7 – Focus on the blocking & tackling items – This is more or less a catch all for “minding the shop” and managing operations tightly and efficiently. An efficient platform makes due diligence much smoother and less risky. Is all of your IP secured and documented? Have you levered the right IT to help with communications and sales functions? Is your advisor team populated with experienced tax, accounting, legal, and finance professionals? Have you managed your vendors for expense saves and redundancies? There is obviously a myriad of other strategies, general and industry-specific, that would assist in making your business more valuable. Covering all would not be plausible, but it all comes back to understanding and identifying the key addressable areas of your Company that move the needle.
In assessing the value of a company, there is a lot of math and “science” that goes into it, but there is also some art. There is always going to be some embedded judgement and interpretation about future performance and the ability to capture opportunity.
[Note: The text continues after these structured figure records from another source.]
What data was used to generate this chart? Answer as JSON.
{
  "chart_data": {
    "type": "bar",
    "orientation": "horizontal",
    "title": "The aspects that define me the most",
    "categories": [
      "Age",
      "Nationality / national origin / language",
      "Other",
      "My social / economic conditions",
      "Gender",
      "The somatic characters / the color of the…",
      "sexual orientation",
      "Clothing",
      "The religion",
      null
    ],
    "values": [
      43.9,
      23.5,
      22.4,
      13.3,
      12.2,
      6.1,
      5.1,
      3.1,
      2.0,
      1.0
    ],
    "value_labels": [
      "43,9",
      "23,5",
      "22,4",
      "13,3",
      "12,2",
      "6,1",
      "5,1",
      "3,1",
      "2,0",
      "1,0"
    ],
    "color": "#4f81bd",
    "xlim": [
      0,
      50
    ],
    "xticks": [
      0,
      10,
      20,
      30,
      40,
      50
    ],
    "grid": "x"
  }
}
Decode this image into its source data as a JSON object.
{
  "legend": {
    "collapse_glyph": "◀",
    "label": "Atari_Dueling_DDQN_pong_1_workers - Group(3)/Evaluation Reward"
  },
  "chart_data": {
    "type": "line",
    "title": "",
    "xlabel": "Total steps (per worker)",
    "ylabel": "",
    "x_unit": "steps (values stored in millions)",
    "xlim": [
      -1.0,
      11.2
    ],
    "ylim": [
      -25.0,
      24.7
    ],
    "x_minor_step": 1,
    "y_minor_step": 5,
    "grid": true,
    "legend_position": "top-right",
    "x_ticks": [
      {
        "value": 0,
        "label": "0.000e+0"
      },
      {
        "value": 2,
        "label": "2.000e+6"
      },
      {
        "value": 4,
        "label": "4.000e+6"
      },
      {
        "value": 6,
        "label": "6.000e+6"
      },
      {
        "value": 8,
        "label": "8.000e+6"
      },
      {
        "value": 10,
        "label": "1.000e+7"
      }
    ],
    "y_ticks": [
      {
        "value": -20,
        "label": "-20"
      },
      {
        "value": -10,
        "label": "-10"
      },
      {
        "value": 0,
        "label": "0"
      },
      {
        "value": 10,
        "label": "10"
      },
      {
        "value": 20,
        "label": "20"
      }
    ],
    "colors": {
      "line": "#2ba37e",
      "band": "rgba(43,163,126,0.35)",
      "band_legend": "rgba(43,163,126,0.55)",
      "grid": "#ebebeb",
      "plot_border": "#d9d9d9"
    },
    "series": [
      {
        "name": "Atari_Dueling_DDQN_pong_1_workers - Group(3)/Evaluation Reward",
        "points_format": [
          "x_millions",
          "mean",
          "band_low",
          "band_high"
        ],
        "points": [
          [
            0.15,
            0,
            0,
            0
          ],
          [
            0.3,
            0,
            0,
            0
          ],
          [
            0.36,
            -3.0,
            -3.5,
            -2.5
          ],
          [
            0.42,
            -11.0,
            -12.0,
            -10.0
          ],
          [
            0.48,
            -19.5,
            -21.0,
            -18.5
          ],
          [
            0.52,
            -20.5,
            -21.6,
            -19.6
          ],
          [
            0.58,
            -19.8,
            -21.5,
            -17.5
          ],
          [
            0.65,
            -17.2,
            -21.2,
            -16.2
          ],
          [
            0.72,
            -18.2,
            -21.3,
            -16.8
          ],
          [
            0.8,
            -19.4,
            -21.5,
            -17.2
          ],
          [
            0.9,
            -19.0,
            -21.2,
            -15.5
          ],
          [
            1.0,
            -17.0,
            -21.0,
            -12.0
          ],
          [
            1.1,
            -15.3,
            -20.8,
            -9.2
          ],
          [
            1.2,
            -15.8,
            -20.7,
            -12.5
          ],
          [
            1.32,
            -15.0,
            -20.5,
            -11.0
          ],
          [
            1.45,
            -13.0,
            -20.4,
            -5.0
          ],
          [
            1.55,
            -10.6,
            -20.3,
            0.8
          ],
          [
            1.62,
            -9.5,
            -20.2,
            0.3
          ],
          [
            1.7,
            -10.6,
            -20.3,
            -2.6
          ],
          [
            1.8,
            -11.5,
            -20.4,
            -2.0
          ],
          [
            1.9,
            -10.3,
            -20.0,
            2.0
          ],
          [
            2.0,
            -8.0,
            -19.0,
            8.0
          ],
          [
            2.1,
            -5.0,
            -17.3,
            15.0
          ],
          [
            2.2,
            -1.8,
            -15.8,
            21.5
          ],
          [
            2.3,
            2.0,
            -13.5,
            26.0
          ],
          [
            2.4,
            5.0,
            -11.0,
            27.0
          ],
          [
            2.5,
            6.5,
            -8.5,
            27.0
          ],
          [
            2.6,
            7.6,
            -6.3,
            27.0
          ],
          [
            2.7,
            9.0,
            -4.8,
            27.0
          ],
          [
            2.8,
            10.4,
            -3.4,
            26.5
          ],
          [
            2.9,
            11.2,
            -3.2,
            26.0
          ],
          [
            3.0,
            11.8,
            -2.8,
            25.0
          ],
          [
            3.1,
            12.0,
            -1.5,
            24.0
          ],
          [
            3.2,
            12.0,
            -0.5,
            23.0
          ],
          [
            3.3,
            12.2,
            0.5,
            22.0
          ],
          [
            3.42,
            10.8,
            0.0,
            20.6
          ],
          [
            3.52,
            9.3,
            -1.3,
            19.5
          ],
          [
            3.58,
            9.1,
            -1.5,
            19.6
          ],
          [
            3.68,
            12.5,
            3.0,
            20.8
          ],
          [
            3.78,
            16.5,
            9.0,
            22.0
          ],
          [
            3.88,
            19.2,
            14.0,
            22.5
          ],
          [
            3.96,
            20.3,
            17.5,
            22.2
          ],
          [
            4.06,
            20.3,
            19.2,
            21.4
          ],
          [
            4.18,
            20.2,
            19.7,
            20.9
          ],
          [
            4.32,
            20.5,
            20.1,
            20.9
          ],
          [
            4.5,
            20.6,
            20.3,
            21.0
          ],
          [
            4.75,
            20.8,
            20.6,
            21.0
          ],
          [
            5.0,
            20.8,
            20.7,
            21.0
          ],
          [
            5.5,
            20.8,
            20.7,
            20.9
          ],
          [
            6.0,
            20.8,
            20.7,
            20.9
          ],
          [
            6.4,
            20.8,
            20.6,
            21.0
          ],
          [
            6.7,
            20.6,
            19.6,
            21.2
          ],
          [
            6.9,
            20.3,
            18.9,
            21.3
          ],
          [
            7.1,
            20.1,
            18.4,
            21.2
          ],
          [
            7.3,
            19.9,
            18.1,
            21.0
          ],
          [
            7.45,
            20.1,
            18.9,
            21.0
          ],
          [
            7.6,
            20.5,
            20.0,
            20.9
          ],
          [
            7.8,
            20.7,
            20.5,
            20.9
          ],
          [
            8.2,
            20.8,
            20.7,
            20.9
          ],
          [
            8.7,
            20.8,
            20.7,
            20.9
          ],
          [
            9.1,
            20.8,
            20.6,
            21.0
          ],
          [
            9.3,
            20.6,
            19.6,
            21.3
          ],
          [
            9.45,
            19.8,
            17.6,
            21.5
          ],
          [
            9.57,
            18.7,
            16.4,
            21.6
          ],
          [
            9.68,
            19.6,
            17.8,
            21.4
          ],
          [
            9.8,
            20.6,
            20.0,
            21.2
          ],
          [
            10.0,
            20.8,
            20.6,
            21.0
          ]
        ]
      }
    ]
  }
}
Whether you intend to transition your business some day or retain it for employees or future generations, the more risk you can strip out of your business while maintaining as many strategic options as possible will only enhance the value.
Peter Clarke
Chief Operating Officer
The Baldwin & Clarke Companies
Email: peterclarke@baldwinclarke.com
About the author:
Peter is the Chief Operating Officer of The Baldwin & Clarke Companies and a Senior Associate with Baldwin & Clarke’s investment banking practice. Peter spent over 10 years as a financial analyst in the private equity industry space before joining Baldwin & Clarke to further support the firm’s capabilities working with entrepreneurial clients.